Publication year - 2016
Publication title -
pediatric blood and cancer
Language(s) - English
Resource type - Journals
SCImago Journal Rank - 1.116
H-Index - 105
eISSN - 1545-5017
pISSN - 1545-5009
DOI - 10.1002/pbc.26045
Subject(s) - methylenetetrahydrofolate reductase , thiopurine methyltransferase , medicine , genotyping , mercaptopurine , gastroenterology , genotype , alanine transaminase , methotrexate , immunology , azathioprine , gene , biology , genetics , disease
Background The aim of the present study is to determine the correlation of hepatitis C virus (HCV) infection and polymorphisms in different genes with toxicity of either methotrexate (MTX) or 6‐mercaptopurine (6‐MP) administered to children with acute lymphoblastic leukemia (ALL).
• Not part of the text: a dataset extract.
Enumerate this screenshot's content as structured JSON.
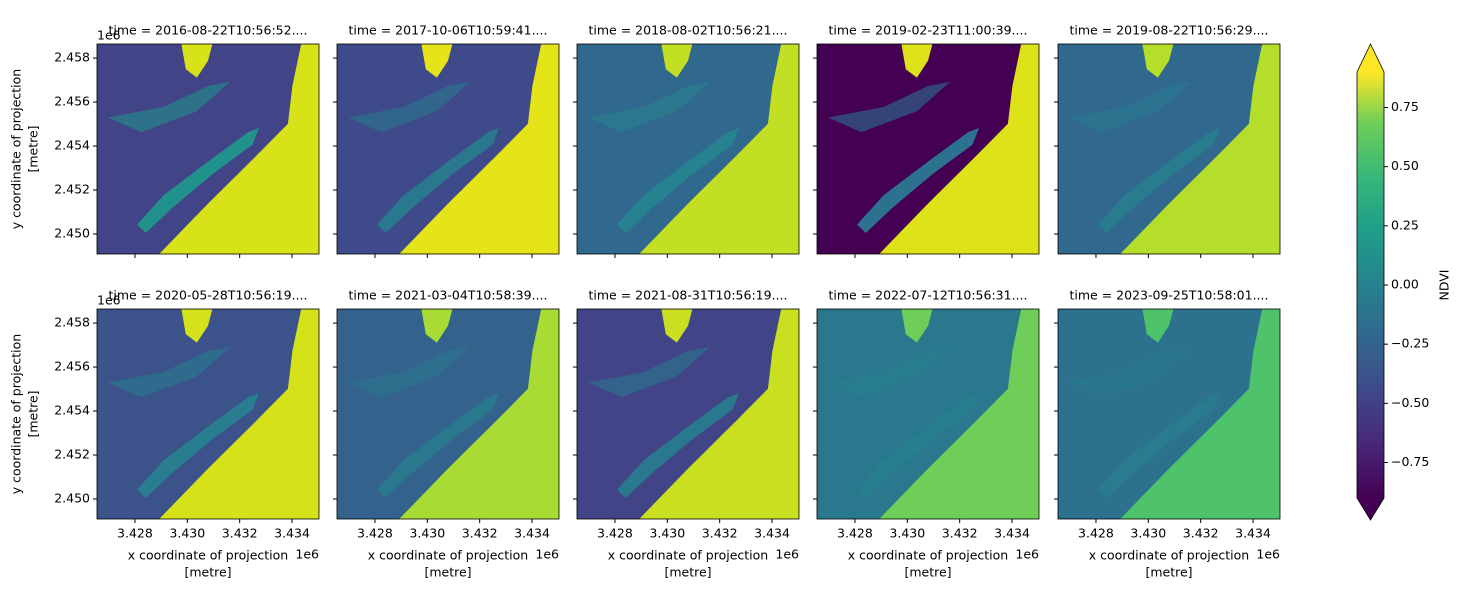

Procedure One hundred children with low‐risk ALL, who were treated according to the St. Jude Total therapy XV, were recruited. The recruited children were receiving MTX and 6‐MP during maintenance phase. Patients were excluded from the study if they had other types of leukemia. Genotyping analyses for the thiopurine methyltransferase (TPMT), methylenetetrahydrofolate reductase (MTHFR), and glutathione S‐transferase (GST) genes were performed using a combination of polymerase chain reaction (PCR) and PCR‐RFLP (where RFLP is restriction fragment length polymorphism) protocols. Relevant clinical data on adverse drug reactions were collected objectively (blinded to genotypes) from the patient medical records. Results There was a significant correlation between the combined presence of HCV and TPMT*3B G460A gene polymorphisms and grades 2–4 hepatotoxicity as aspartate aminotransferase (AST) elevation ( P < 0.04). The same observation was seen when comparing either the presence of HCV alone or the presence of the gene polymorphism alone. A significant association between the combined presence of HCV and MTHFR C677T polymorphism and grades 2–4 hepatotoxicity as alanine aminotransferase (ALT), AST, and alkaline phosphatase (ALP) elevation was observed ( P values <0.001, 0.02, and 0.001, respectively). The presence of HCV infection had a significant negative effect on hepatic transaminases. Conclusions The present data support a role for combining analysis of genetic variation in drug‐metabolizing enzymes and the presence of HCV in the assessment of specific drugs toxicities in multiagent chemotherapeutic treatment regimens.